あえてこちらを推奨はしませんが、このような構成も取れるということでもう1パターンもご紹介します。Hostヘッダーを転送することで、CloudFrontと同じCommonNameのサーバ証明書をELBに設定することが可能です。

HostHeaderForward

ここでは、Hostヘッダーのみ転送する設定としてみました。

HostHeaderWhiteList

オリジンのURLとサーバ証明書のCommonNameが同じである必要はなく、逆に転送されたHostヘッダーと同じCommonNameでサーバ証明書を設定してあれば問題なく動作します。

origin_domain_name

origin_acm

CloudFrontとオリジンで同じCommonNameを利用する場合の注意

この同じCommonNameを用いた構成の問題点としては、ざっと以下が挙げられると思います。

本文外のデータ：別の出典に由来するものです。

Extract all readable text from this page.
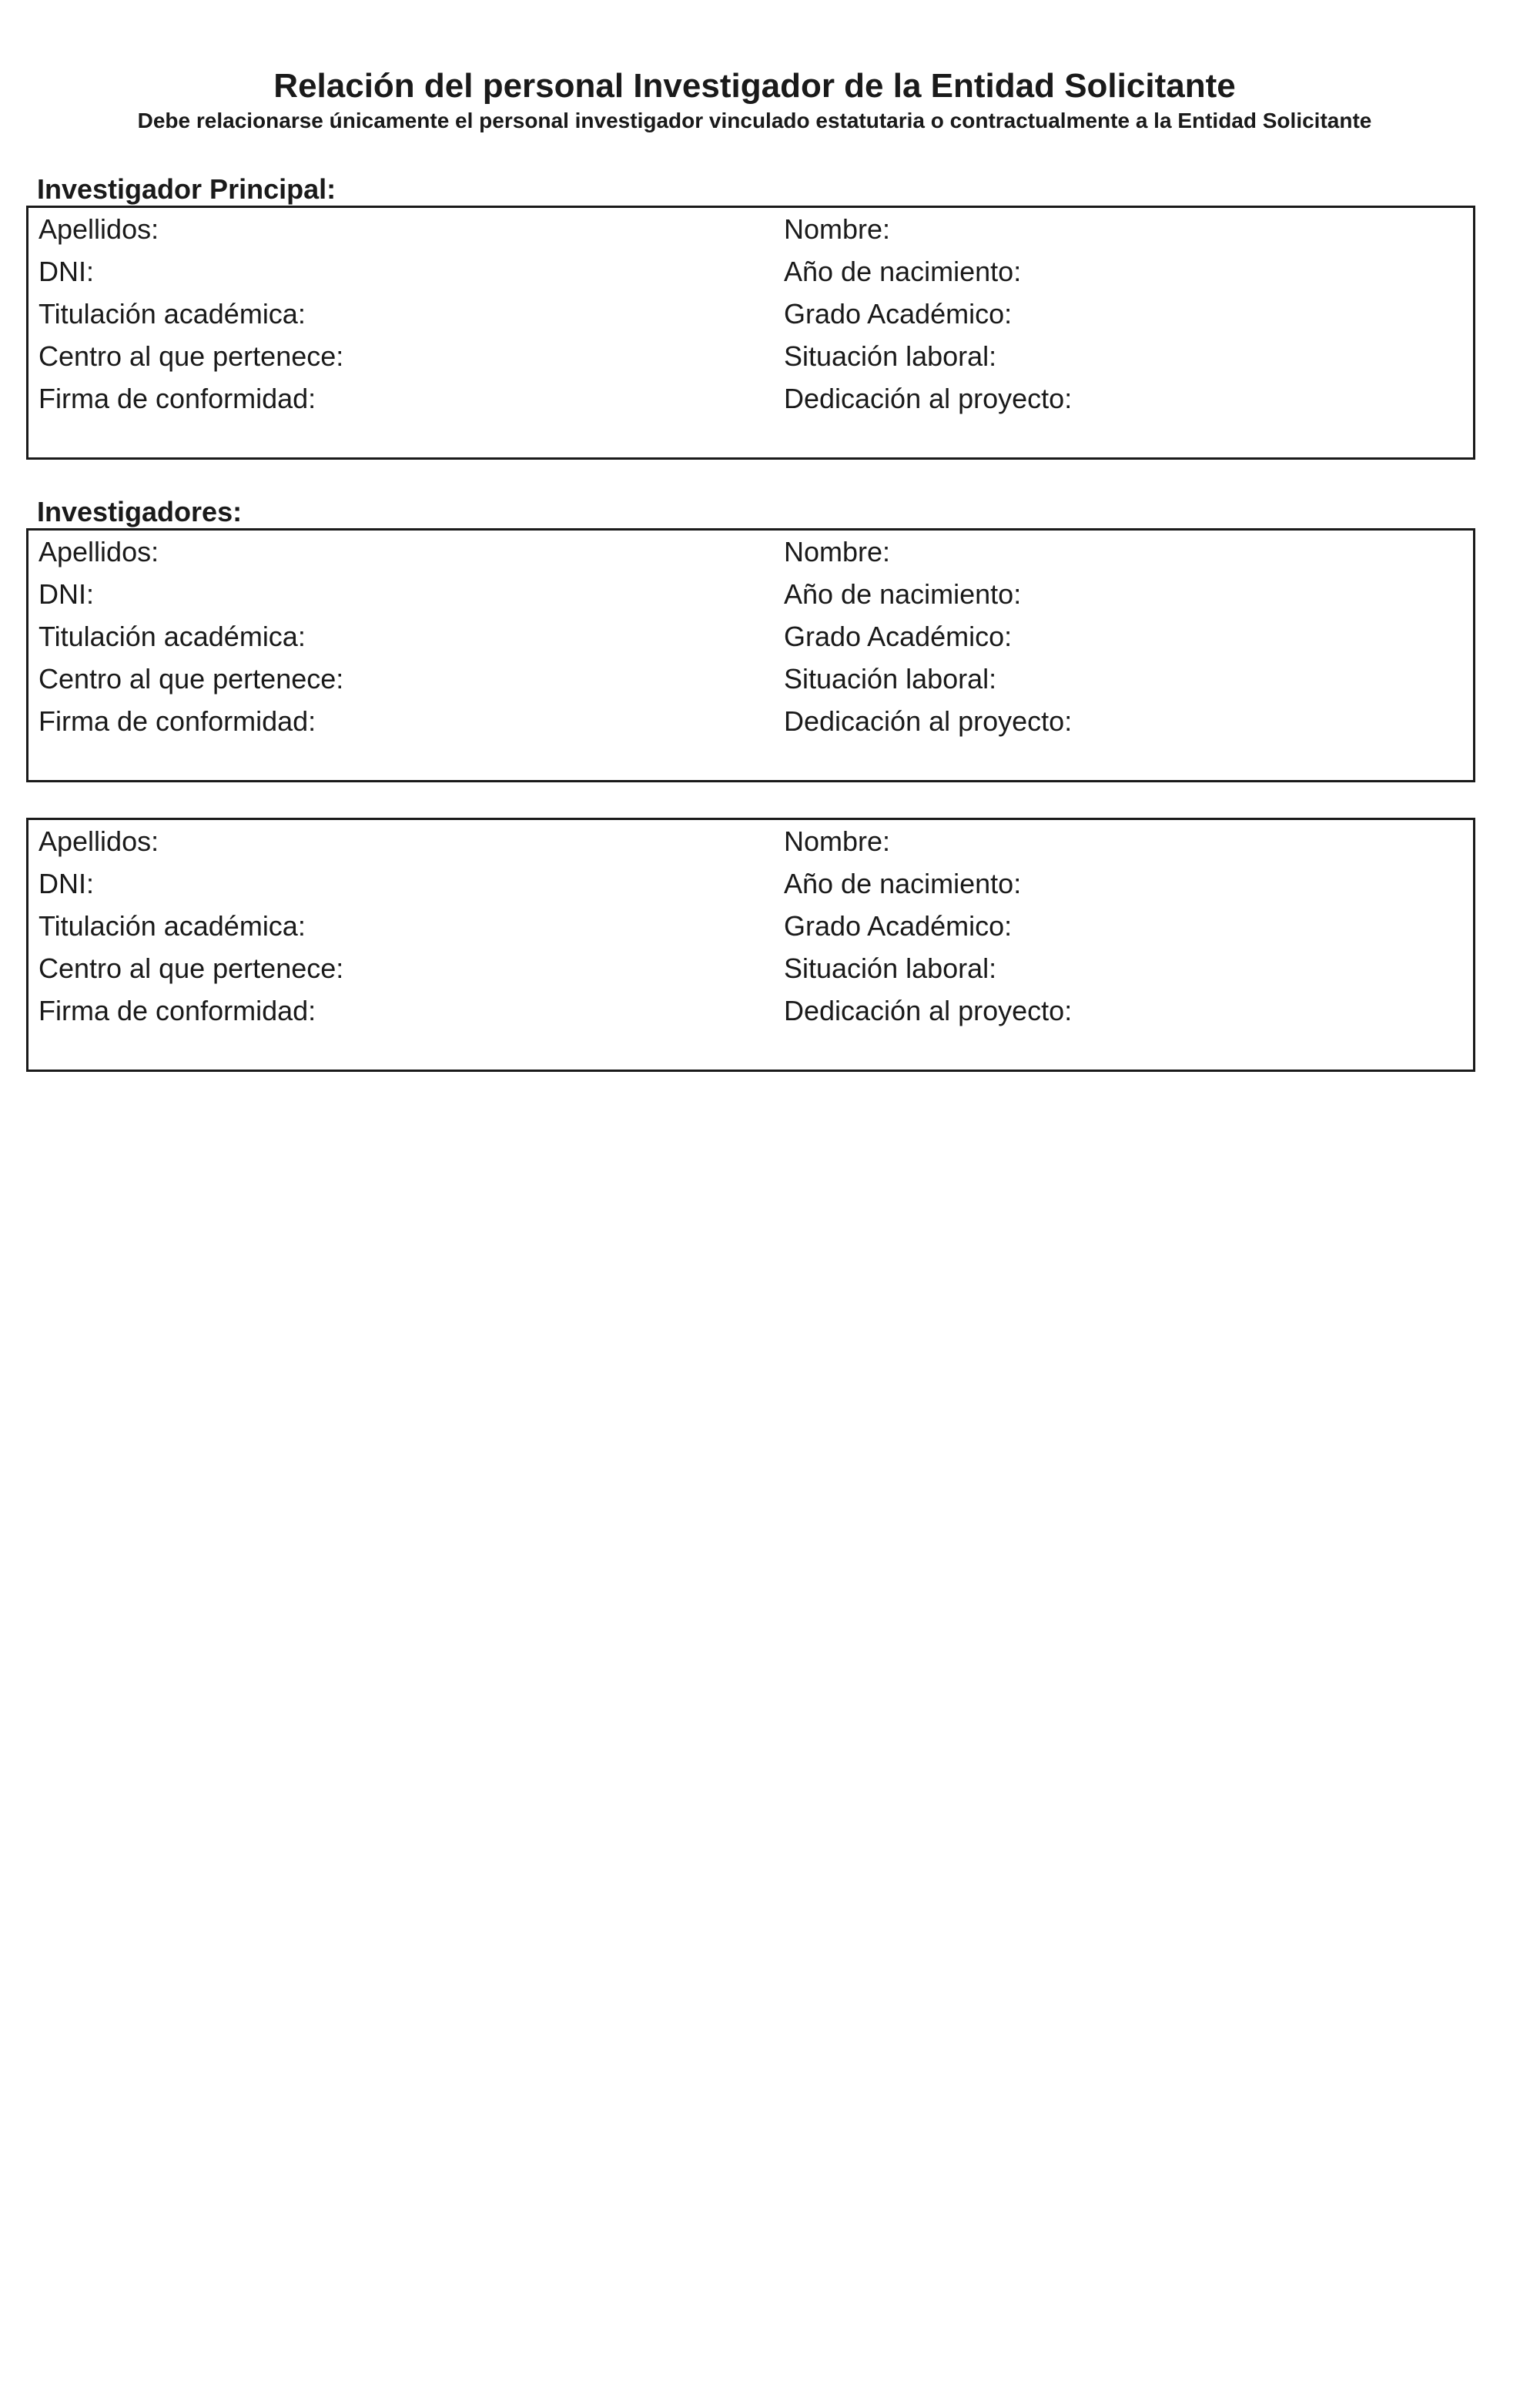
Relación del personal Investigador de la Entidad Solicitante
Debe relacionarse únicamente el personal investigador vinculado estatutaria o contractualmente a la Entidad Solicitante
Investigador Principal:
Apellidos:
DNI:
Titulación académica:
Centro al que pertenece:
Firma de conformidad:
Nombre:
Año de nacimiento:
Grado Académico:
Situación laboral:
Dedicación al proyecto:
Investigadores:
Apellidos:
DNI:
Titulación académica:
Centro al que pertenece:
Firma de conformidad:
Nombre:
Año de nacimiento:
Grado Académico:
Situación laboral:
Dedicación al proyecto:
Apellidos:
DNI:
Titulación académica:
Centro al que pertenece:
Firma de conformidad:
Nombre:
Año de nacimiento:
Grado Académico:
Situación laboral:
Dedicación al proyecto:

  • ELBに対して直接HTTPSでの稼働確認ができなくなる為、問題発生時に切り分けが困難となる場合がある
  • 構成が把握しにくくなる為、運用上の混乱が生じやすい

ただし、以下のような点ではこの構成が有用な場合も考えられると思います。

  • 異なるサーバ証明書を用意する必要がないので、手間やコストを節約できる
  • DNSの名前解決先をCloudFrontとオリジンとで変更することにより、CDNの付け外しを容易に行うことができる(特殊なBahavior設定がない場合のみ)

まとめ

仕様上どこまで可能なのかを確認した上で、検討した結果、結局別ドメイン、別証明書とすることにしました。システム構成を把握していない担当者が、Route 53、CloudFront、ELBのそれぞれの設定を確認し、アクセス経路を整理するのはただでさえ難しい作業なので、運用上混乱の起きやすい構成は避けるべきだろうという判断に至りました。ただ、調べるまでこのような構成が可能であることも把握していなかったので、きちんと調べて検証することが大切だなと改めて思ったのでした。

どこかの誰かのお役に立てば嬉しいです。